Meine Fragen waren aber längst noch nicht alle beantwortet. »Woher habt ihr die Infos aus Venedig? Aus der Zeitung? Oder gibt es hier auch einen Jäger?«
Der englische Vampirjäger schüttelte sein Haupt. »Nein, wir haben einen Kontakt bei der ortsansässigen Polizei.«
»Ah.«
»Ja, von dort haben wir Fotos der Tatorte erhalten. Die Gemeinsamkeiten sind unübersehbar. Es muss derselbe Vampir sein. Ein brutaler Kerl. Vielleicht durchgedreht und absolut süchtig nach Blut. Aber auch gerissen. Wir waren ihm in London so dicht auf den Fersen. Aber er ist uns immer wieder entwischt.« Charles sah mich eindringlich aus blässlich grauen Augen an. »Als wir die anderen Jäger um Hilfe riefen, war es für uns ein großes Glück, dass ihr beide in der Nähe wart.«
Das überraschte mich. »Tatsächlich?« Wir hatten uns in Glasgow aufgehalten und waren dort zufällig auf Detective Inspector Kirk Adams getroffen, der sich ebenfalls als Vampirjäger erwiesen hatte.
Charles beugte sich noch weiter nach vorn. Gleich würde der Tisch umkippen. »Die Gerüchte über deine Fähigkeiten … sind die wahr?«
Ich räusperte mich und warf Brent einen vorwurfsvollen Blick zu. Welche Gerüchte hatte er denn unter den Vampirjägern über mich gestreut?
»Kommt darauf an … Ich kann nicht fliegen, falls du das meinst.«
Charles lehnte sich lachend wieder zurück. »Nein, nein. Aber du hast doch einen Spürsinn für Vampire, oder nicht?«
Mir wurde etwas unwohl in meiner Haut. Ja, ich konnte Vampire erspüren – seit Halloween und unserer Begegnung mit der Vampirprinzessin Aneta in Prag.
Eine weitere Welle der Übelkeit überkam mich.
»Leute«, brachte ich leise hervor. »Wen jagen wir hier?
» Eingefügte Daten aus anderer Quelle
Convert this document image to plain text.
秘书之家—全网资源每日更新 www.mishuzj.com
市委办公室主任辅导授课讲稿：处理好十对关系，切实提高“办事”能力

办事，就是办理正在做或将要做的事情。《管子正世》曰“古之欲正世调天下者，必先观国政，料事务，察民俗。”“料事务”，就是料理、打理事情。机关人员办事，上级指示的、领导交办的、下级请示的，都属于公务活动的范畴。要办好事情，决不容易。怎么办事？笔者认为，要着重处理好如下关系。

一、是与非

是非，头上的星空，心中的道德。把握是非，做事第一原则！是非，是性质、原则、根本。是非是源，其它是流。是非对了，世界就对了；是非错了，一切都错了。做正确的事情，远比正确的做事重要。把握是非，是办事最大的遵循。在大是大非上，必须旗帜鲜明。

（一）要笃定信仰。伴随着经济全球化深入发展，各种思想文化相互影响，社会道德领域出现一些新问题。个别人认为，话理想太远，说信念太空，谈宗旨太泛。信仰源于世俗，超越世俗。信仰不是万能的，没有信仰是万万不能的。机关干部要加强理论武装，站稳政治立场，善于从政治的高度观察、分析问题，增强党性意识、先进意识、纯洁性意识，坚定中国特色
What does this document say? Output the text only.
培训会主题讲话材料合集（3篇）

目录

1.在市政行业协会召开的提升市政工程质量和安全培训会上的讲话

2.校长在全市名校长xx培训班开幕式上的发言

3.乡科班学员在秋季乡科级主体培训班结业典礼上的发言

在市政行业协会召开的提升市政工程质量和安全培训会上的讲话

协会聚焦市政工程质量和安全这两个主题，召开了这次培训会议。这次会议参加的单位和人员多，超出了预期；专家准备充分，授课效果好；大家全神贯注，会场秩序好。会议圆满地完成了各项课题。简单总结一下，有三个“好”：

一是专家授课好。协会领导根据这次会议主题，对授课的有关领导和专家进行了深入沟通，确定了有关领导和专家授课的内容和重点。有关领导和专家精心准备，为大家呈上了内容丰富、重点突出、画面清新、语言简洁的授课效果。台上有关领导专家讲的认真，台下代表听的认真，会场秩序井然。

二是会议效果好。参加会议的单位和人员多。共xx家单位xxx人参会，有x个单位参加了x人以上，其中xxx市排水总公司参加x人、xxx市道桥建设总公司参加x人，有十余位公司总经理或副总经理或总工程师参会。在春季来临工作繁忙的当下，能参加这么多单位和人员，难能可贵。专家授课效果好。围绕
Wie alt ist der Vampir?«
Die drei Herren an meinem Tisch tauschten befangene Blicke. Sie wussten es alle drei!
Ich packte Brent an seinem Oberarm und kniff mit meinen Fingernägeln in seine Haut. »Sag – es – mir!«
»Aua! Lass das!« Er schob meine Hand fort.
Charles kam ihm zu Hilfe: »Er ist mindestens hundertsechsundzwanzig Jahre alt. Wir haben die Fälle verglichen in den Archiven von Scotland Yard. Er muss es sein.«
»Jack the Ripper?«, fragte ich, und meine Stimme drohte zu versagen.
Charles nickte, Louis schürzte offensichtlich beklommen die Lippen, und Brent rückte von mir ab. Gut so, denn ich hatte große Lust, ihn zu schlagen, weil er mir nicht vorher gesagt hatte, auf was wir uns hier einließen.
»Jack the Ripper also.« Ich seufzte. Der berühmteste Killer aller Zeiten … ein Vampir. Und ich sollte ihn finden. Jackpot.
23:33 Uhr.
Die Sonne war bereits vor Stunden untergangen, und kein Vampir weit und breit. Gelangweilt rührte ich mit dem Olivenspieß in meinem Martini. Für eine solch opulente Stadt wie Venedig trieben hier erstaunlich wenige Vampire ihr Unwesen.
Hätte die prächtige Kulisse mit den zahlreichen Touristen nicht ein wahres Paradies für Vampire sein müssen? Oder hatten sie einfach nur vor uns das Weite gesucht? Wie eine Meute Hyänen, wenn sich der Löwe ihrer Beute nähert. Bei diesem Gedanken bekam ich einen trockenen Hals und nahm rasch einen Schluck meines bitteren Cocktails.